If a first-year RADA student hammed it up like this, they’d be back waiting tables by the end of the first term.

Douglas Is Cancelled - Trailer

Douglas (Hugh Bonneville) is a universally beloved, old-school newsreader of national treasure status.

Bonneville is on cruise control here, playing Douglas as a cross between his Mr Brown in the Paddington movies and his permanently bewildered Ian Fletcher in the BBC in-house satire W1A, with a light seasoning of seediness.

Douglas co-anchors a programme called Live at 6 with Madeline (Karen Gillan). They have the classic old bloke/young woman chemistry going on that viewers are supposed to love.

A flashback in a later episode reveals that Madeline was inspired to go into television by watching Douglas on the box as a child, and first met him 10 years earlier at a book signing of his.

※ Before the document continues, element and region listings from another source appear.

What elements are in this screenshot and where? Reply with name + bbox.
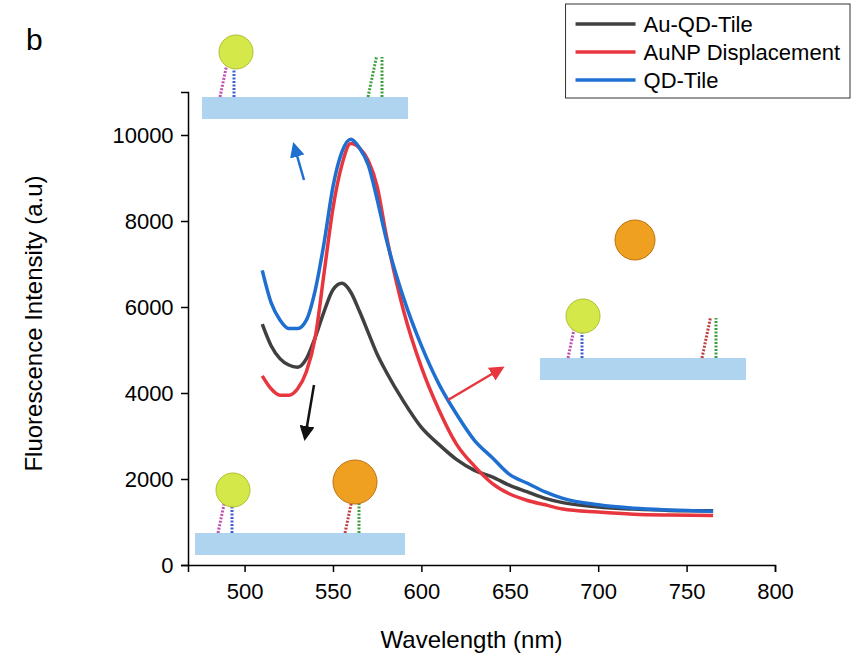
x-tick-mark <box>775 565 777 572</box>
y-tick-mark <box>181 479 188 481</box>
y-tick: 2000 <box>125 467 188 492</box>
x-tick-label: 750 <box>669 579 706 604</box>
x-tick: 700 <box>580 565 617 604</box>
legend-box <box>566 4 850 98</box>
nanoparticle <box>615 220 655 260</box>
y-axis-title: Fluorescence Intensity (a.u) <box>20 175 47 471</box>
tile <box>195 533 405 555</box>
arrow <box>305 385 314 438</box>
x-axis-title: Wavelength (nm) <box>381 626 563 653</box>
y-tick-label: 2000 <box>125 467 174 492</box>
x-tick-label: 800 <box>757 579 794 604</box>
y-tick-label: 0 <box>161 553 173 578</box>
arrow <box>294 145 304 180</box>
schematics <box>195 35 746 555</box>
legend-swatch <box>576 22 636 26</box>
y-tick-label: 10000 <box>112 123 173 148</box>
x-tick-label: 700 <box>580 579 617 604</box>
legend-swatch <box>576 78 636 82</box>
nanoparticle <box>219 35 253 69</box>
x-tick-mark <box>244 565 246 572</box>
nanoparticle <box>216 473 250 507</box>
x-tick-mark <box>333 565 335 572</box>
x-tick: 550 <box>315 565 352 604</box>
legend-swatch <box>576 50 636 54</box>
dna-strand <box>381 57 384 97</box>
x-tick: 750 <box>669 565 706 604</box>
y-tick: 6000 <box>125 295 188 320</box>
y-tick-mark <box>181 565 188 567</box>
x-tick-mark <box>686 565 688 572</box>
tile <box>540 358 746 380</box>
y-tick: 0 <box>161 553 188 578</box>
y-tick-label: 8000 <box>125 209 174 234</box>
series-line <box>262 283 713 510</box>
chart: 5005506006507007508000200040006000800010… <box>0 0 856 670</box>
tile <box>202 97 408 119</box>
legend-label: QD-Tile <box>644 68 719 93</box>
x-axis: 500 550 600 650 700 750 800 <box>189 565 794 604</box>
arrow <box>448 368 502 400</box>
y-tick-label: 4000 <box>125 381 174 406</box>
dna-strand <box>715 318 718 358</box>
y-axis: 0 2000 4000 6000 8000 10000 <box>112 93 188 578</box>
lines <box>262 139 713 515</box>
y-axis-line <box>181 93 189 566</box>
y-tick-mark <box>181 221 188 223</box>
legend: Au-QD-Tile AuNP Displacement QD-Tile <box>566 4 850 98</box>
y-tick: 10000 <box>112 123 188 148</box>
legend-label: Au-QD-Tile <box>644 12 753 37</box>
x-tick: 500 <box>227 565 264 604</box>
x-tick-mark <box>598 565 600 572</box>
x-tick-label: 500 <box>227 579 264 604</box>
dna-strand <box>702 318 710 358</box>
x-tick-mark <box>510 565 512 572</box>
series-line <box>262 139 713 511</box>
x-axis-line <box>189 566 776 573</box>
x-tick: 600 <box>404 565 441 604</box>
y-tick-mark <box>181 135 188 137</box>
plot: 5005506006507007508000200040006000800010… <box>112 93 793 605</box>
nanoparticle <box>566 299 600 333</box>
y-tick-label: 6000 <box>125 295 174 320</box>
y-tick-mark <box>181 307 188 309</box>
x-tick: 800 <box>757 565 794 604</box>
dna-strand <box>368 57 376 97</box>
panel-label: b <box>26 23 43 56</box>
x-tick: 650 <box>492 565 529 604</box>
y-tick: 4000 <box>125 381 188 406</box>
legend-label: AuNP Displacement <box>644 40 840 65</box>
x-tick-label: 650 <box>492 579 529 604</box>
nanoparticle <box>333 460 377 504</box>
y-tick: 8000 <box>125 209 188 234</box>
x-tick-label: 550 <box>315 579 352 604</box>
y-tick-mark <box>181 393 188 395</box>
x-tick-mark <box>421 565 423 572</box>
x-tick-label: 600 <box>404 579 441 604</box>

Karen Gillan as Madeline. Photo: ITV Plc

Douglas considers Madeline his best friend. “She adores you!” someone assures him. The only one who can see that Madeline is cold, ruthlessly ambitious and can play Douglas like a fiddle is his wife Sheila (Alex Kingston).

This is possibly because Sheila, a tabloid newspaper editor who makes jokes about phone hacking, is also cold, ruthlessly ambitious and can play Douglas like a fiddle.

When whoever overheard Douglas’s off-colour joke shares it with the world on Twitter/X (although they don’t reveal exactly what he said), it’s Madeline who ensures it goes viral by retweeting it to her two million followers.

Somehow, she convinces gullible Douglas that she’s trying to help him, rather than trying to destroy him.

The main cast is rounded out by Ben Miles as Douglas’s sleazy boss and Simon Russell Beale as his useless agent. Nick Mohammed as the world’s unfunniest comedy writer and Joe Wilkinson as a company driver seem to be little more than afterthoughts.

As cardboard as all these characters are, they’re studies in human complexity compared to the younger ones. Douglas and Sheila’s sulky daughter — 20 going on 12 — stomps around shouting “micro-aggression” and “OK boomer” every two seconds, while Sheila’s PA talks in a quivering whisper and scuttles off to HR whenever anyone blinks at her. You don’t expect writing this lazy from Moffat.

Yes, we all know Gen Z can be a pain, but this often feels like a 62-year-old man’s four-hour gripe at young people who don’t know they’re born.